Mukherjee Chiranjit, Rodriguez Abel
Netflix, Los Gatos, CA (
Department of Applied Mathematics and Statistics, University of California, Santa Cruz, CA 95064 (
J Comput Graph Stat. 2016;25(3):762-788. doi: 10.1080/10618600.2015.1037883. Epub 2016 Aug 5.
Gaussian graphical models are popular for modeling high-dimensional multivariate data with sparse conditional dependencies. A mixture of Gaussian graphical models extends this model to the more realistic scenario where observations come from a heterogenous population composed of a small number of homogeneous sub-groups. In this paper we present a novel stochastic search algorithm for finding the posterior mode of high-dimensional Dirichlet process mixtures of decomposable Gaussian graphical models. Further, we investigate how to harness the massive thread-parallelization capabilities of graphical processing units to accelerate computation. The computational advantages of our algorithms are demonstrated with various simulated data examples in which we compare our stochastic search with a Markov chain Monte Carlo algorithm in moderate dimensional data examples.
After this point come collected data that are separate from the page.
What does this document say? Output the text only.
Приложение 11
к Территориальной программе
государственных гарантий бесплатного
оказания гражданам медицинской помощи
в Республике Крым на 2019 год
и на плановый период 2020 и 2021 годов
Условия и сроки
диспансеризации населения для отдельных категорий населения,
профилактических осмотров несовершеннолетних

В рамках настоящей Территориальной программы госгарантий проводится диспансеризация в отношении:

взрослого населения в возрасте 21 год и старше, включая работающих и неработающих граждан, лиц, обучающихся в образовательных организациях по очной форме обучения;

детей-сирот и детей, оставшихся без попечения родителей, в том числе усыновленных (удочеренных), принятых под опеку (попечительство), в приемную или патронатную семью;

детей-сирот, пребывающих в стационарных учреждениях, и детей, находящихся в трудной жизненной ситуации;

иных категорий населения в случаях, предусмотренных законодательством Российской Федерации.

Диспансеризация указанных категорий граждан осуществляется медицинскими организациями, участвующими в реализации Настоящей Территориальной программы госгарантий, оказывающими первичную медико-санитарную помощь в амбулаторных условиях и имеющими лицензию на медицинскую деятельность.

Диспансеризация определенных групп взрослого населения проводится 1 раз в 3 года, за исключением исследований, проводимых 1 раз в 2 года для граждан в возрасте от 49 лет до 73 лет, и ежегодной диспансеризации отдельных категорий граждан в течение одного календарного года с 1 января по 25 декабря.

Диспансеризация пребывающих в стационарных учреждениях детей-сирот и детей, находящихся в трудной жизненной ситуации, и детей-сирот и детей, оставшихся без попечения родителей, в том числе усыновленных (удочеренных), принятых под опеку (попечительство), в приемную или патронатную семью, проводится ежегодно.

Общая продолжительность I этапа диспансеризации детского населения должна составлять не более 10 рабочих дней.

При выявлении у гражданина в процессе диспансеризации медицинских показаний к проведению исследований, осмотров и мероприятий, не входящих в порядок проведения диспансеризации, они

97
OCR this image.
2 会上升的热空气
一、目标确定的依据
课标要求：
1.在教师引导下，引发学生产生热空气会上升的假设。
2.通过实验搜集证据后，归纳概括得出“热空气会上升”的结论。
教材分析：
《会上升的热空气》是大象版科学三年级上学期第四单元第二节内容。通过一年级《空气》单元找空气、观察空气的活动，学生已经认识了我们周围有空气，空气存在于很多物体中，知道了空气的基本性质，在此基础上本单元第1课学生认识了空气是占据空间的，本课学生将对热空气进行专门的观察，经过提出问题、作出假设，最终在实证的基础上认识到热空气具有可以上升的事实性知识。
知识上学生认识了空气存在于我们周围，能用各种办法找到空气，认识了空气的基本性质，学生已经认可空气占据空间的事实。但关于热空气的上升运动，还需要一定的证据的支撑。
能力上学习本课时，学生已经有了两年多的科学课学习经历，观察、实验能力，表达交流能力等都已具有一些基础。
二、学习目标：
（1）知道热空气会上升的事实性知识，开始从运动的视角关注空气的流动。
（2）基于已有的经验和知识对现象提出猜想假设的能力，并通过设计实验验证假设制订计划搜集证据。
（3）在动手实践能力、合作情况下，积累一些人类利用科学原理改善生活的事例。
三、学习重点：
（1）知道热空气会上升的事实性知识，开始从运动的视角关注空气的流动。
These experiments show that our stochastic search largely outperforms the Markov chain Monte Carlo algorithm in terms of computing-times and in terms of the quality of the posterior mode discovered. Finally, we analyze a gene expression dataset in which Markov chain Monte Carlo algorithms are too slow to be practically useful.
高斯图形模型在对具有稀疏条件依赖关系的高维多元数据进行建模时很受欢迎。高斯图形模型的混合将该模型扩展到更现实的场景,即观测值来自由少量同质子群体组成的异质总体。在本文中,我们提出了一种新颖的随机搜索算法,用于寻找可分解高斯图形模型的高维狄利克雷过程混合的后验模式。此外,我们研究了如何利用图形处理单元的大规模线程并行化能力来加速计算。我们通过各种模拟数据示例展示了我们算法的计算优势,在中等维度数据示例中,我们将我们的随机搜索与马尔可夫链蒙特卡罗算法进行了比较。这些实验表明,我们的随机搜索在计算时间和发现的后验模式质量方面都大大优于马尔可夫链蒙特卡罗算法。最后,我们分析了一个基因表达数据集,在该数据集中马尔可夫链蒙特卡罗算法太慢而无法实际应用。